In 1958, another Russian design genius, Yevgeny Dragunov, designed an acceptable autoloading sharpshooter’s rifle (chambered for 7.62x54R) that was reasonably light, yet would hold 2moa under field conditions. It was officially adopted by the Soviets in 1963.
Dragunov users were expected to hit reliably out to 800m. Standard optic was 4x.
In the opinion of most, the Dragunov was never a “Sniper Rifle,” but as a “Designated Marksman’s Rifle,” it was, and is, unequaled!
There are outward similarities between the Dragunov and the Kalashnikov, but the Dragunov is a substantially different system (short-stroke, adjustable gas system with rotating-bolt).
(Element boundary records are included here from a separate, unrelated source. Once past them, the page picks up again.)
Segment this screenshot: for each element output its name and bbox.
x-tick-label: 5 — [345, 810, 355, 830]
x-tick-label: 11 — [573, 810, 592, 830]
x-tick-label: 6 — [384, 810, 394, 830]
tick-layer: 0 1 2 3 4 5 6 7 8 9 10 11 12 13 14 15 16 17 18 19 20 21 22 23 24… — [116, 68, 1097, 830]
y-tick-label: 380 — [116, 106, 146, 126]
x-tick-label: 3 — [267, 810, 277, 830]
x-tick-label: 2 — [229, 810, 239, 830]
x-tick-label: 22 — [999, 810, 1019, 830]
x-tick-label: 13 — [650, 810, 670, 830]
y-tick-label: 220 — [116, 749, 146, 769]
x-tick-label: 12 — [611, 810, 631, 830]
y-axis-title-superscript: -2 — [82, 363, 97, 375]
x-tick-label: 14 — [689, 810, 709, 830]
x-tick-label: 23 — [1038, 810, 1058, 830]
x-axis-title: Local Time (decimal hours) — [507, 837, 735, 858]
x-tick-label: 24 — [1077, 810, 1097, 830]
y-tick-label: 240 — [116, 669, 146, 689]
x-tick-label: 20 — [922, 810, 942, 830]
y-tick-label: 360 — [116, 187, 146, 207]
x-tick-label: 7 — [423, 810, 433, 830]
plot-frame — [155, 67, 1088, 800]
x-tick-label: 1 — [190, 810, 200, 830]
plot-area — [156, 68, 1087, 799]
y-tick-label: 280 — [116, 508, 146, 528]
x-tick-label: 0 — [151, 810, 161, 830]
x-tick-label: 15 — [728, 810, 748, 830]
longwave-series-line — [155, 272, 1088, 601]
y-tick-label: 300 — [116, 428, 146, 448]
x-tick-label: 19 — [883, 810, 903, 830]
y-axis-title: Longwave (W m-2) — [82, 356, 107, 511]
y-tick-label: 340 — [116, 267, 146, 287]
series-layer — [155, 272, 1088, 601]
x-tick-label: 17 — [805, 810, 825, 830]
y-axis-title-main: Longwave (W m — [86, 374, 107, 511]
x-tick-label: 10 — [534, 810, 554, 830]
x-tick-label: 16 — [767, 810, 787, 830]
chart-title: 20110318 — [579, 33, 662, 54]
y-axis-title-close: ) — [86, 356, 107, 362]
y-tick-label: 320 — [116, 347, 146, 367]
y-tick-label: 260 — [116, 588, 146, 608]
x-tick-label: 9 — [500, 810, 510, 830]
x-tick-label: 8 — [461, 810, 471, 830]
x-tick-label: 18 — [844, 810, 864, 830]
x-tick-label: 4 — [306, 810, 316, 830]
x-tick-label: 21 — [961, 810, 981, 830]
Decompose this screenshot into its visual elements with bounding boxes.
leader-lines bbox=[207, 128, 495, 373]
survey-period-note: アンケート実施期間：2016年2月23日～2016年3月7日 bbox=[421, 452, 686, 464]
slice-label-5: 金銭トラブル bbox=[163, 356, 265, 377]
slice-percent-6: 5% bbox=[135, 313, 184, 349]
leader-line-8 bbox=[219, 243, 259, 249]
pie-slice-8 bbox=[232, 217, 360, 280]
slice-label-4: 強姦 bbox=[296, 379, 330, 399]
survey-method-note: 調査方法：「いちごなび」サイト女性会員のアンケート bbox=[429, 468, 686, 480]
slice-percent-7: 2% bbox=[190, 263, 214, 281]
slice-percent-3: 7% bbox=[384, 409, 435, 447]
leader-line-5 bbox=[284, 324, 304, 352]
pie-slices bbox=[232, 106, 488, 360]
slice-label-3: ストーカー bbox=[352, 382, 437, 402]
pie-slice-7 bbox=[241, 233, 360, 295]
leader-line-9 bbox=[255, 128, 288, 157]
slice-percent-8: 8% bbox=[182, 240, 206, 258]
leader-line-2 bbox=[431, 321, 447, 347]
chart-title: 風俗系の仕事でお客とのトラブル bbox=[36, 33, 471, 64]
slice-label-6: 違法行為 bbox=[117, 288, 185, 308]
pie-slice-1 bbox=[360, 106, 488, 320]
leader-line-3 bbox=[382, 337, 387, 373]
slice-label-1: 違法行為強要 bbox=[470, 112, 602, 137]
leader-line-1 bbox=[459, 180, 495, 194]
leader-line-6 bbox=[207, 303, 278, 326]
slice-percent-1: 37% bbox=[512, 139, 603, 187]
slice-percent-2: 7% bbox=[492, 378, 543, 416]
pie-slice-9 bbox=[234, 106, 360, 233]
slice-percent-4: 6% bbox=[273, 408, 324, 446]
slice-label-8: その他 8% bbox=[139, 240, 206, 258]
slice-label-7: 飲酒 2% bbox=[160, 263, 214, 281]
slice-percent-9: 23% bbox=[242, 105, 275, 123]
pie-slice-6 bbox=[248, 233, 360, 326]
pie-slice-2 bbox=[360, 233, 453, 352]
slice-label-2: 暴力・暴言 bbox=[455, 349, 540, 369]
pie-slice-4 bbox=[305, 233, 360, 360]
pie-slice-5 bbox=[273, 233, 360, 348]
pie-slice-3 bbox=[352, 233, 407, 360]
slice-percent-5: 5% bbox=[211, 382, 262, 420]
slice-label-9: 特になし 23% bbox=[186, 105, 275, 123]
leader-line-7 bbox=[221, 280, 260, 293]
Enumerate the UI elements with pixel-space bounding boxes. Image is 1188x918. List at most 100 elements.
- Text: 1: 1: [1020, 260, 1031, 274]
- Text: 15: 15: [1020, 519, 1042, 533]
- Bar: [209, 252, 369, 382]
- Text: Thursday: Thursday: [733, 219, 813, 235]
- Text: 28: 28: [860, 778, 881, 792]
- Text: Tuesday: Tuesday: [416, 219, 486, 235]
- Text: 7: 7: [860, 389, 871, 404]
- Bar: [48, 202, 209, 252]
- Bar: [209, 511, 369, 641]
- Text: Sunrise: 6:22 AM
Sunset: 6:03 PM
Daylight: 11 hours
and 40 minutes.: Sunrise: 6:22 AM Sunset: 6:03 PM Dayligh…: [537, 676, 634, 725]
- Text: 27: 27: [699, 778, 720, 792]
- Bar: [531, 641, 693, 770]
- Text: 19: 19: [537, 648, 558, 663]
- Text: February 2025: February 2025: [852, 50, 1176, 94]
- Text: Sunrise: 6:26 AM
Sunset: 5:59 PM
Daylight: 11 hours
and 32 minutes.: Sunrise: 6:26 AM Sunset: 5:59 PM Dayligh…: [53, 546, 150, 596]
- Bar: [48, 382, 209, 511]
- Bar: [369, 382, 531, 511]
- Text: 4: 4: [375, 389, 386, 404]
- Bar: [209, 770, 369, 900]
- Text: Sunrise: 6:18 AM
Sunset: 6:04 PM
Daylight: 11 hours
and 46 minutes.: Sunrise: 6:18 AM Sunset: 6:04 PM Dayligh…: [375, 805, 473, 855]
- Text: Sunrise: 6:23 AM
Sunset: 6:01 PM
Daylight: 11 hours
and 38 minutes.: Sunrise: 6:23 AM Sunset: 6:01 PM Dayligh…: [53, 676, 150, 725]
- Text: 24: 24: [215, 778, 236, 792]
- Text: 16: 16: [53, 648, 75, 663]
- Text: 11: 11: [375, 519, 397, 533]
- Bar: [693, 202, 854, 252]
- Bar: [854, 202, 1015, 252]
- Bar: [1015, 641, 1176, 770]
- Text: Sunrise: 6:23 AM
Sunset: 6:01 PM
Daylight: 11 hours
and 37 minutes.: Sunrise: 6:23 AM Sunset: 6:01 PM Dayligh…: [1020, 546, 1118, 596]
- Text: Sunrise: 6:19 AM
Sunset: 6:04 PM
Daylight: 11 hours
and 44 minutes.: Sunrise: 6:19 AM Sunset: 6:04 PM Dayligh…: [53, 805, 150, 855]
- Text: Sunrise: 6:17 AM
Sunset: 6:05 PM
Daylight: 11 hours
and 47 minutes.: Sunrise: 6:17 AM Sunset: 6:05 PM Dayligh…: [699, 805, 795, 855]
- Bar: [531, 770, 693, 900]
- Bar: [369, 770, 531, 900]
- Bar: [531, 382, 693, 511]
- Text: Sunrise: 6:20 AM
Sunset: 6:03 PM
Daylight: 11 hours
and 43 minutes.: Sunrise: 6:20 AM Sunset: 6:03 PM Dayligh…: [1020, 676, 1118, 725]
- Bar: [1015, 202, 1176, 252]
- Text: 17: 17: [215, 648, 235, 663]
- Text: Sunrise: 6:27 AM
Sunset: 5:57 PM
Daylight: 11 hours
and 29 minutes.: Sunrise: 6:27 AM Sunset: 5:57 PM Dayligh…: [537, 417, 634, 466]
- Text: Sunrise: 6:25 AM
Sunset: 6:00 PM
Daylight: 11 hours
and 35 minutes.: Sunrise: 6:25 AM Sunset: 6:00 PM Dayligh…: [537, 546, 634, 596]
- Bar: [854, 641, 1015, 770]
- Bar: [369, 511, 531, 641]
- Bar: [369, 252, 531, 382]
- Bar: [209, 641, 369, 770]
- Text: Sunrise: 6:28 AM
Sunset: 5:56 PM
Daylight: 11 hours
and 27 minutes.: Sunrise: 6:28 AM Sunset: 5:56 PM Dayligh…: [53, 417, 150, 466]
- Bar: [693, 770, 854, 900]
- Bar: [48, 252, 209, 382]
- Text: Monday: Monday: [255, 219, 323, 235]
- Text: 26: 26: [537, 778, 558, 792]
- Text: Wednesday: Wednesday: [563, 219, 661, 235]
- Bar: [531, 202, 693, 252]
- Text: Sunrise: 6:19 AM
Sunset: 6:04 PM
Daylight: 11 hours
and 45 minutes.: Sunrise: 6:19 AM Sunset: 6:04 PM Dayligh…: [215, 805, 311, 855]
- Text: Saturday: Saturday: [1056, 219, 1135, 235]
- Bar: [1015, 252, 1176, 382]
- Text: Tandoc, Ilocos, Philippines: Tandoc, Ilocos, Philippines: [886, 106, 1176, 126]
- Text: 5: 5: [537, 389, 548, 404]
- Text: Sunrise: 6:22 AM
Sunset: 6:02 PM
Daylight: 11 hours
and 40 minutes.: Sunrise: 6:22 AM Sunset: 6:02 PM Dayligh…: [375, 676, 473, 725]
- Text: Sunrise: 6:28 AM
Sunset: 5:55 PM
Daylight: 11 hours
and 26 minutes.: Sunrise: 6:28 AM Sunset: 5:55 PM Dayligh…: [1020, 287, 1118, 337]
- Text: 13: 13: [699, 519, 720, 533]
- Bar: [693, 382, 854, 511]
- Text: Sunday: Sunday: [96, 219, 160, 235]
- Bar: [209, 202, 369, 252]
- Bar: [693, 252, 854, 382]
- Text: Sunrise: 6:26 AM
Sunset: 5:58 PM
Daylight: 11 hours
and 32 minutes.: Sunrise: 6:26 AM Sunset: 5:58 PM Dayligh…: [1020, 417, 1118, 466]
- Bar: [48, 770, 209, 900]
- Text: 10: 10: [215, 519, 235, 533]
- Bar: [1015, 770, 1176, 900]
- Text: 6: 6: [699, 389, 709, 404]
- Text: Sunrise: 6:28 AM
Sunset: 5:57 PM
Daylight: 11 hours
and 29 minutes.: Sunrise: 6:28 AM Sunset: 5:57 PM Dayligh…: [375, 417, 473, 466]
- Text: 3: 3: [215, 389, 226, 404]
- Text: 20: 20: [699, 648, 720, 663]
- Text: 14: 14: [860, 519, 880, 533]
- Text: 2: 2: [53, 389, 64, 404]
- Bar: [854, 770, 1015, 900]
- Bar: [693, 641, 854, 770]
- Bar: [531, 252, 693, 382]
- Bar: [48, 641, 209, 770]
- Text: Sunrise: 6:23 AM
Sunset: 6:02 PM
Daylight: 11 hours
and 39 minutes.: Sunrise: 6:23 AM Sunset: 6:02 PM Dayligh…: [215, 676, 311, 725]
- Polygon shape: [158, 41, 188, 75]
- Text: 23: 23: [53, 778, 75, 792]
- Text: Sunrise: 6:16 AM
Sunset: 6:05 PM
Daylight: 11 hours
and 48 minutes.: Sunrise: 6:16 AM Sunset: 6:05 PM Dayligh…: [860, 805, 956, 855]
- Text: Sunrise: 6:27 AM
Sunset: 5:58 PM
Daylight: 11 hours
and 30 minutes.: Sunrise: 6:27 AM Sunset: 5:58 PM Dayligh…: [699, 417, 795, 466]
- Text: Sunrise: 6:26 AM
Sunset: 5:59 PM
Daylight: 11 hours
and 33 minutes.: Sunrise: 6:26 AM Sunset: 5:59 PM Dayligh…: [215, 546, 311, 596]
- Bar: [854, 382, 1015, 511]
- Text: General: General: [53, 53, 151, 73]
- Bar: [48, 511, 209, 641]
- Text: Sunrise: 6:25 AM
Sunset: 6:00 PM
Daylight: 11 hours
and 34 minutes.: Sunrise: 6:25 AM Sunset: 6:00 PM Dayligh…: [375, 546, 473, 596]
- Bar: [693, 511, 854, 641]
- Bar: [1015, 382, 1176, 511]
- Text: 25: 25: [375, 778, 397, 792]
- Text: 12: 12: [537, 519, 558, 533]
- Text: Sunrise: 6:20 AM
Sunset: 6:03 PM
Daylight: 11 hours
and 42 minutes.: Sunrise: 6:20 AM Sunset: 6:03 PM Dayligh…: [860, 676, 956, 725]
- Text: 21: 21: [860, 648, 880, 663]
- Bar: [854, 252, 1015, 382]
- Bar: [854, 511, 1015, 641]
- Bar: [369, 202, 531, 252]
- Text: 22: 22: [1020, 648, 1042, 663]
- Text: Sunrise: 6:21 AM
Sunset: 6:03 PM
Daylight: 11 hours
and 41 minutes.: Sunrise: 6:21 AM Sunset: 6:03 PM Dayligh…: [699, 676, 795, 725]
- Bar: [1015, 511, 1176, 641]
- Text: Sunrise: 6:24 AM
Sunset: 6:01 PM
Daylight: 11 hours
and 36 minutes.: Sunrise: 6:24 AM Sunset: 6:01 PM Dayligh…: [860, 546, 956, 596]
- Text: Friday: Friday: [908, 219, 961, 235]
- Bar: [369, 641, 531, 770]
There is no parts interchangeability between the two systems.
The Dragunov’s bolt has three locking lugs (Kalashnikov has two), for enhanced repeatability.
A few Dragnuovs (“Tiger” version) have been exported as hunting rifles.
The Romanian PSL looks similar to the Dragunov, but it is actually just a scaled-up Kalashnikov, also chambered in 7.62x54R.
The Soviets were loath to make Dragunov technology available to Romania, owing to Romania’s reluctance to support the USSR’s invasion of Czechoslovakia (now the Czech Republic) in August of 1968.
Still, the PSL enjoys a very good reputation for accuracy and durability.
The Soviets did make Dragunov technology available to the Chinese, and the Chinese continue to manufacture their own version.
In our modern era, the Dragunov may be considered “old technology,” but it continues to faithfully serve, and few other “Designated Marksman’s Rifles” can match it, even today!